Voici un texte vif, intelligent, précis et radical dont le projet est de montrer comment l’art moderne, depuis Duchamp jusqu’à Buren, a progressivement abandonné ses prérogatives intemporelles (élever l’homme au-dessus de lui-même, transmettre une «flamme de vie» y compris par la représentation de la mort ou de la souffrance) pour épouser le désespoir, la négativité, la passivité, l’autodénigrement plaintif et l’égocentrisme dans lesquels l’organisation économique des sociétés a plongé l’individu contemporain.

L’artiste ne s’offre plus au monde en un geste héroïque et puissant (à l’image de Rothko, Morandi, Kieffer, Schnabel, Neto, et avant eux Bacon, Picasso, De Kooning, Pollock.) Auto fétichisation, culte de soi, prétention pédagogique, exhibitionnisme: les «performers» éclipsent les artistes sur la scène du spectacle culturel.
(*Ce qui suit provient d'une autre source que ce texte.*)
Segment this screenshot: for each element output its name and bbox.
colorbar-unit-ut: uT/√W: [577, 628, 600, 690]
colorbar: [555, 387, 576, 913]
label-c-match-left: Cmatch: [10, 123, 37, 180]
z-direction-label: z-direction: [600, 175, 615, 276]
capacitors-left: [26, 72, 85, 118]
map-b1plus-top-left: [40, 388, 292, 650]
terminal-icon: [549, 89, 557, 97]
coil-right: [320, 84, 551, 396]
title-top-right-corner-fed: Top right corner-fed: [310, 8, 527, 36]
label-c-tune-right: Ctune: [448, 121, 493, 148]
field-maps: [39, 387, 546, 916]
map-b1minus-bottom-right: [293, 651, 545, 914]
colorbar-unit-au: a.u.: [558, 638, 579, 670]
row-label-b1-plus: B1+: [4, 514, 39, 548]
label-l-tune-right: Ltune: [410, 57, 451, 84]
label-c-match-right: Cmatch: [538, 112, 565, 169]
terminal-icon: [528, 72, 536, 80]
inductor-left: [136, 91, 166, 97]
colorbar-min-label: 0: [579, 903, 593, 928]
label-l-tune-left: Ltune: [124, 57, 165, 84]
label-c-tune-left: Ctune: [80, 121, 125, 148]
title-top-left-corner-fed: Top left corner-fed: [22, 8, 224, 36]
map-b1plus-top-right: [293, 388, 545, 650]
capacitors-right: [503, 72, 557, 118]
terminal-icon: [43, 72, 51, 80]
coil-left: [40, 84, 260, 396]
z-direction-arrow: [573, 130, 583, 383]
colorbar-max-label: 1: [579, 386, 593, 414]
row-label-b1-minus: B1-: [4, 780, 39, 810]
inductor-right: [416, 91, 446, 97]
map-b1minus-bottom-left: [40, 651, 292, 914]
Les readymade, puis les installations diverses «désubjectivent» l’art, l’expurgent de toute humanité, et renvoient chacun à sa solitude, à son angoisse existentielle, à son dépit d’enfant insatisfait.

Les labyrinthes de Buren en sont un exemple édifiant, proposant à l’ego occidental une promenade sans danger à l’intérieur de lui-même, dans une prison indolore et sécurisante. L’art contemporain (du moins cette part fortement célébrée) exige la mise en oeuvre d’éléments entièrement contrôlables par l’intellect: c’est le refus de la vie, du risque, de l’aventure, de l’art que Duchamp avait le premier affirmé.

Le discours révolutionnaire des avant-gardes masque ainsi une paradoxale frilosité pleurnicharde et lugubre, dont l’auteur fait la démonstration en explorant également le domaine du cinéma, et c’est peut-être la partie la plus intéressante du livre, car plus inusitée.
La production de la Nouvelle Vague est analysée avec une verve féroce, y compris les saintes icônes que sont Resnais, Truffaut, Rohmer ou Rivette, jusqu’à Desplechin aujourd’hui: les «avant-gardes» successives, depuis le siècle dernier jusqu’à nos jours, ont prospéré sur le fond de commerce du mal-être et de l’autovictimisation, soit le contraire de la générosité et de la vitalité qui sont le propre de l’art.

Pour finir, l’auteur élargit encore son propos à l’ensemble de la vie sociale, montrant comment les mécanismes illustrés par l’art contemporain sont à l’oeuvre, notamment, dans le monde du travail.